I apologize for my absence. Truth be told I have been much too busy to write and I shouldn't be now but I have thoughts.
The last few weeks I have been super busy at work and my weekends haven't been much different. It's left me with very little done at work, massive insomnia, panic attacks, and no proper time to reset. I have learned with my anxiety that I require an amount of time to reset.
I have taken time off from cosplay to lighten my schedule but my schedule seems to get worse. I can't explain what it's like to force myself out of bed in the morning and barely have energy to make it in the door after an 8 hour shift and mind you I do mental work not physical work. I need reset time or I crack.
Tuesday, I had a bad anxiety attack at work and it wasn't until Wednesday night that I finally slept okay.
The previous weekend I went to a friends, Static Trapeze, and worked the rest on something for work.
This weekend I spent my entire Saturday at a Viking event as the queens guest. Which is fun and all but I left my home around 11:30am and got home at midnight. Day shot. I really wanted to stop and pick up almonds on my way home too. Oh well.
Sunday was Static Traoeze which is sadly a longer day then it needs to be. The gym is a 1.5 hour drive from me. Our classes change. This week it was 4-5:30pm. If I left from home I would leave at 2pm and be home by 7/7:30 but in the interest of being social (and impractical) I drive an extra hour out of the way. I wind up leaving at 1:30 and then not getting home until 9pm because everyone wants to eat which is fine but I am rarely hungry after class and I would rather eat home after being out so long. What should be a 6 hour max day winds up being much longer.
So here I am completely wiped out and sad. I am happy that I have friends that want to spend time with me but I really need my me time and sleep doesn't count.
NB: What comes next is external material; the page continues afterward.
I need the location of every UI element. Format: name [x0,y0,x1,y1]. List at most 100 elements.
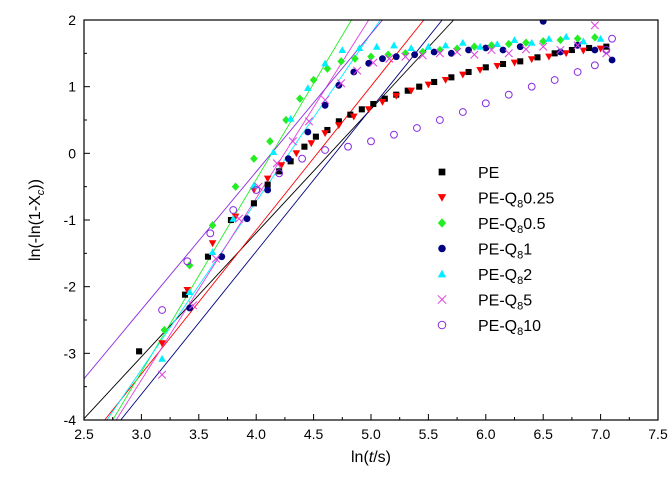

If I wasn't horribly embarrassed by it I would show you the horrendous condition of this apartment. The laundry was not put away from two weeks ago. I finally washed the dishes. It's crafting madness because of the work thing. I barely made my weekly lunches tonight. I didn't the last two weeks but I can't keep doing that.
Bottom line. No more car pooling for me.
Also Saturday's need to not be full day events. I can't do that.